A team from the Massachusetts Institute of Technology (MIT) has successfully developed a novel nanometer-scale 3D transistor using ultra-thin semiconductor materials. This transistor is the smallest 3D transistor known to date, with performance and functionality that can match or even exceed current silicon-based transistors. It is expected to open new pathways for the development of high-performance, energy-efficient electronic products. The related paper was published in the Nature Electronics journal on the 5th.
Transistors are fundamental components in modern electronic devices and integrated circuits, with key functions such as amplifying and switching electronic signals. However, due to the "Boltzmann tyranny," a fundamental physical limitation, silicon-based transistors cannot operate below a certain voltage, which restricts their ability to further enhance performance and extend their range of applications.
To overcome this limitation, the team utilized ultra-thin semiconductor materials made of gallium antimonide (GaSb) and indium arsenide (InAs) to develop this new 3D transistor. The performance of this transistor is comparable to that of the most advanced silicon transistors, capable of operating efficiently at voltages much lower than traditional transistors.
The team also incorporated the principle of quantum tunneling into the design of the new transistor. In quantum tunneling, electrons can pass through, rather than climb over, energy barriers, making it easier to turn the transistor on or off. To further minimize the size of the transistor, they created a vertical nanowire heterostructure with a diameter of just 6 nanometers.
Testing results show that the new transistor can switch states more quickly and efficiently. Compared to similar tunneling transistors, its performance is improved by a factor of 20.
This new transistor leverages quantum mechanical properties, achieving low-voltage operation and high performance in just a few square nanometers.
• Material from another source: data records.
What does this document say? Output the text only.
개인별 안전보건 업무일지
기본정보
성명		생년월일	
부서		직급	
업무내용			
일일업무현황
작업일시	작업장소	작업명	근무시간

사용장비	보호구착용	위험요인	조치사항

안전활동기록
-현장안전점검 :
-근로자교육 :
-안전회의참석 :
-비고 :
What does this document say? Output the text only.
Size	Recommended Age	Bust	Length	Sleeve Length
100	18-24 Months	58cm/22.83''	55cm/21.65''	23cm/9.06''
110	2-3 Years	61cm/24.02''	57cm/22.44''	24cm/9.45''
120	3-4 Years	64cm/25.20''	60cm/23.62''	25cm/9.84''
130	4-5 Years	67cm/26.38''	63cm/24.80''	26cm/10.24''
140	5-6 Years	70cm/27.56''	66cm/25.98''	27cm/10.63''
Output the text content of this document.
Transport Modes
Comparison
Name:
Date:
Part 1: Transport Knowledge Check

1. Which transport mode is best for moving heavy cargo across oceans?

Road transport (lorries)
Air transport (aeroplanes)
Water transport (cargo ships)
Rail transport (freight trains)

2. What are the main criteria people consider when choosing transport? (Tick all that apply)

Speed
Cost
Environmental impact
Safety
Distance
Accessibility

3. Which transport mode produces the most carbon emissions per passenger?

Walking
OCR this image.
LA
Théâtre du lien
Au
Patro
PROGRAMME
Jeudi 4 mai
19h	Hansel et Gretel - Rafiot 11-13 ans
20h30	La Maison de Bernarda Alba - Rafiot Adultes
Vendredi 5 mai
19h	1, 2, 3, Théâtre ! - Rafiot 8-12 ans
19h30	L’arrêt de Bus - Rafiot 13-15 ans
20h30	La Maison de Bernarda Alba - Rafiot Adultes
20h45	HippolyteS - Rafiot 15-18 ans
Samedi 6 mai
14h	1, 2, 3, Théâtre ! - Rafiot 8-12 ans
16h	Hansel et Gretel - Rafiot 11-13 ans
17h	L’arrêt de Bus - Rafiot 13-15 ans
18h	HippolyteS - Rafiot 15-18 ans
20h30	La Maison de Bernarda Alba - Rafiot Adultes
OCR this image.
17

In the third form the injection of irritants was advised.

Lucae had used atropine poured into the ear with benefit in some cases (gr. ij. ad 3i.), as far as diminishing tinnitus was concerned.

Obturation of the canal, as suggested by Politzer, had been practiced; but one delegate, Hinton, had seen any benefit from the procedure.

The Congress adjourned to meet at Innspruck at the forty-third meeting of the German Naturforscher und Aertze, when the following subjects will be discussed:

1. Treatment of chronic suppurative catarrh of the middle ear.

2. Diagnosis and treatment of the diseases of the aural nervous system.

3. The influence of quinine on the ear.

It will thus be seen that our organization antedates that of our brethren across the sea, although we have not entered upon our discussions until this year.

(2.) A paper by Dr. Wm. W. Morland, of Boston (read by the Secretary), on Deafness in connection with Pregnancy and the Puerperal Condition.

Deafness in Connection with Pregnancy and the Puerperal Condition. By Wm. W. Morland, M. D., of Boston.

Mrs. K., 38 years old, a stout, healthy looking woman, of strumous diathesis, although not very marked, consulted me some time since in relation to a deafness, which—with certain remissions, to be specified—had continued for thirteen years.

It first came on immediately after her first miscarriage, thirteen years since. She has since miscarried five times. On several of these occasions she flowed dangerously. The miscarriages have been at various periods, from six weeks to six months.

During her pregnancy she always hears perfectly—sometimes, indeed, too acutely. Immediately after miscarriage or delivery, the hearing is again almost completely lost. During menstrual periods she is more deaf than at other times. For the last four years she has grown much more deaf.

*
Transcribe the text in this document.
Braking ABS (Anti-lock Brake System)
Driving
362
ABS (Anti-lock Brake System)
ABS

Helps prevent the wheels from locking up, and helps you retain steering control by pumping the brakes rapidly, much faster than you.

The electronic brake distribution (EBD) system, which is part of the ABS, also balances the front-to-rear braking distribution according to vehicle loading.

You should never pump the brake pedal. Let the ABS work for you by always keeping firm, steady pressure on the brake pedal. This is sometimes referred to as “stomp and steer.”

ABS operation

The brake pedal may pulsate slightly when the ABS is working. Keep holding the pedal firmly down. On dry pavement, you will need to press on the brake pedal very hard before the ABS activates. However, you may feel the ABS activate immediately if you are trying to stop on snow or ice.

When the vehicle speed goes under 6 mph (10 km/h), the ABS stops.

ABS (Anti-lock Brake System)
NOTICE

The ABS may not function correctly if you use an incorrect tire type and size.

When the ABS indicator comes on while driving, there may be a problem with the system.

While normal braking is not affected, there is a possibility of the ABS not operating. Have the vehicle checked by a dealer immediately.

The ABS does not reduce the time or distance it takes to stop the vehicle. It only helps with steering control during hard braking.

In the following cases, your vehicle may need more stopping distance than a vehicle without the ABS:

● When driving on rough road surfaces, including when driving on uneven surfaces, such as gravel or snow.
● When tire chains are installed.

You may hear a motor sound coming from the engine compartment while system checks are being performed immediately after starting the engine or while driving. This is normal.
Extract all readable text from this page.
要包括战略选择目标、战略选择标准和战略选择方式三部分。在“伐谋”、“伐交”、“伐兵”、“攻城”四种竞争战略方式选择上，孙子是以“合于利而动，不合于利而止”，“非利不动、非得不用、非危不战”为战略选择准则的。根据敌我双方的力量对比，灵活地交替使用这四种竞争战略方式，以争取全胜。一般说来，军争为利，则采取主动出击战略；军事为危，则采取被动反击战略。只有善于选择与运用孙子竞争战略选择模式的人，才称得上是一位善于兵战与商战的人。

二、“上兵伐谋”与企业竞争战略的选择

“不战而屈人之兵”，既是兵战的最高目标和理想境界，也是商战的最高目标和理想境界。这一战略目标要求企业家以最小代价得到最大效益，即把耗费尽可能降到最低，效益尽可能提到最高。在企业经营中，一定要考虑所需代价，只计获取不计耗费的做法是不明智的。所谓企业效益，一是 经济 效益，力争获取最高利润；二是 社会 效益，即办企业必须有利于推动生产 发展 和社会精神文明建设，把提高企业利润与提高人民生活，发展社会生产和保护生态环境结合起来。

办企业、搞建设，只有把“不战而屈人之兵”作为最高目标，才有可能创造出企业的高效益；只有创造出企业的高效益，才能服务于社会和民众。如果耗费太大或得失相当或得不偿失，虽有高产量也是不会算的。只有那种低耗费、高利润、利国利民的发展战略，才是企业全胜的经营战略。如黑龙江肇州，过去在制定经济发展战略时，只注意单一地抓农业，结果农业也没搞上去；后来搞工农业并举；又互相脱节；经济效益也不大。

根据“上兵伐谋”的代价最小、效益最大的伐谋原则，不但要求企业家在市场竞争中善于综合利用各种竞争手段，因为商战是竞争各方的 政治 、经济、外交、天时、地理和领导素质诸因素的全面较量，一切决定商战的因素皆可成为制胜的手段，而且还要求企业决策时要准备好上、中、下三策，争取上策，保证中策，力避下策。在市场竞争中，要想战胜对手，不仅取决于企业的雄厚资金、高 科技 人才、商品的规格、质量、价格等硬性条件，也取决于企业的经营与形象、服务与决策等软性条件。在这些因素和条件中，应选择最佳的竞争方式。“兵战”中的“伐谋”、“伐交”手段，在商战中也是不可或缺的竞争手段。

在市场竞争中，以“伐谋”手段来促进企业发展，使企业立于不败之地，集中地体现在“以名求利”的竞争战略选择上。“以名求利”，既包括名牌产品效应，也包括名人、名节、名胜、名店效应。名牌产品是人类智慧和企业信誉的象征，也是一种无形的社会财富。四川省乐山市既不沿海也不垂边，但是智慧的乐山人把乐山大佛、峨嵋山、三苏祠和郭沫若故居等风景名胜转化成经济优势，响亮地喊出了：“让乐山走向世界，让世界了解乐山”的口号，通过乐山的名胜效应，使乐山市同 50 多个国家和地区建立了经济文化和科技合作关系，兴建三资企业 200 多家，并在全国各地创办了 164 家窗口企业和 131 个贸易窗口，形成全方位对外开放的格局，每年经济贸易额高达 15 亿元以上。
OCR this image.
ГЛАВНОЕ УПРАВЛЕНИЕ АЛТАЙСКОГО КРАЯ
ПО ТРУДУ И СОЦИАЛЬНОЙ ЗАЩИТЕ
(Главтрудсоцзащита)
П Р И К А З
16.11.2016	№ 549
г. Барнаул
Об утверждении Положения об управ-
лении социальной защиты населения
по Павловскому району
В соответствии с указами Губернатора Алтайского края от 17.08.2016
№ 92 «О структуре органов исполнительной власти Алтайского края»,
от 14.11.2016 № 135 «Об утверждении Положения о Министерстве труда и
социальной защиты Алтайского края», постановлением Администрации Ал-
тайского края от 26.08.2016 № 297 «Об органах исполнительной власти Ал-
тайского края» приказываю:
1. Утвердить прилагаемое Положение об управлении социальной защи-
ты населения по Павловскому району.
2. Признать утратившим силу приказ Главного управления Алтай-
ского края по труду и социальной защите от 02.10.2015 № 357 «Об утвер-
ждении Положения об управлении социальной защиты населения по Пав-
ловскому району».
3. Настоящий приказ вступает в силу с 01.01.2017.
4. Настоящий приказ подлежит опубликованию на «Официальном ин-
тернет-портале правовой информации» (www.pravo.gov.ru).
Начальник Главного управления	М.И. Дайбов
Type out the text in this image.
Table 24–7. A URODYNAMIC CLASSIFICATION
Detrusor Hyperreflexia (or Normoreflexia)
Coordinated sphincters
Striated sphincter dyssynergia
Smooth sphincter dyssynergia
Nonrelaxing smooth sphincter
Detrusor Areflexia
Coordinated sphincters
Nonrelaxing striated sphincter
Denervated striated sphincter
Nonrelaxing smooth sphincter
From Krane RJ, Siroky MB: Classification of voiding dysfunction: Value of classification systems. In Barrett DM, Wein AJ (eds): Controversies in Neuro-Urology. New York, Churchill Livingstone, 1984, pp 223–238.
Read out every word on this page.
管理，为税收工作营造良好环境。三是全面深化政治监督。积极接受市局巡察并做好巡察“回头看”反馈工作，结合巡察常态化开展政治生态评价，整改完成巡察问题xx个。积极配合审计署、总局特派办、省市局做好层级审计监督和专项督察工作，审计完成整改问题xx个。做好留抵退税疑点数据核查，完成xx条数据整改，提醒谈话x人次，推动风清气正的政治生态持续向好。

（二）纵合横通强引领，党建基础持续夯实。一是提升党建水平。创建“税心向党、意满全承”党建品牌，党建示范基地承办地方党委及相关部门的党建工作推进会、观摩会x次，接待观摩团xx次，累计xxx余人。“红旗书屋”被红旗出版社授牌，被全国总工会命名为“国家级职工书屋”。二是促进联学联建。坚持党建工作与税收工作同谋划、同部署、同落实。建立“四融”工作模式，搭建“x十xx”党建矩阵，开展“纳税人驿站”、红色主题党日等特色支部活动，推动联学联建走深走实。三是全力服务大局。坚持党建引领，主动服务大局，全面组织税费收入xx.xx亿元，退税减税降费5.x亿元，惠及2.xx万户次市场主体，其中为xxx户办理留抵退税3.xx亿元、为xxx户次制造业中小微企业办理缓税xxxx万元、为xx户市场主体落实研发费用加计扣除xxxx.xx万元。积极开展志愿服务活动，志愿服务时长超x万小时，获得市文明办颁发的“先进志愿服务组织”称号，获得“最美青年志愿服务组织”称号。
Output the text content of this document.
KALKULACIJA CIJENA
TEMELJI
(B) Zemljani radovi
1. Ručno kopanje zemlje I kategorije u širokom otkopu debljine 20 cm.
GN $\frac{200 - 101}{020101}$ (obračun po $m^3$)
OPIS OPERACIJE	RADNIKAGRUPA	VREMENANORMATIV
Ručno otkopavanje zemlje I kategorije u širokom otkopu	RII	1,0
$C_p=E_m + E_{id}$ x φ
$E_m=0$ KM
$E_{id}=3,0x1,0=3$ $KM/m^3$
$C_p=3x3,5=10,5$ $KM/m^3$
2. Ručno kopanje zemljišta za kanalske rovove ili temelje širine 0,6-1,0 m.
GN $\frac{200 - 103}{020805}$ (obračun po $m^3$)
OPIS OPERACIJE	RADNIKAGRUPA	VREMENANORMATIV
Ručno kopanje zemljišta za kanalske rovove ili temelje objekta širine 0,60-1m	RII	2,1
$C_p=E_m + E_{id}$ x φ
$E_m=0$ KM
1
Due to its extremely small size, more of these transistors can be packed onto computer chips, laying a solid foundation for the development of more efficient, energy-saving, and powerful electronic products.
Currently, the team is working on improving manufacturing processes to ensure consistent transistor performance across the entire chip. They are also actively exploring other 3D transistor designs, such as vertical fin structures.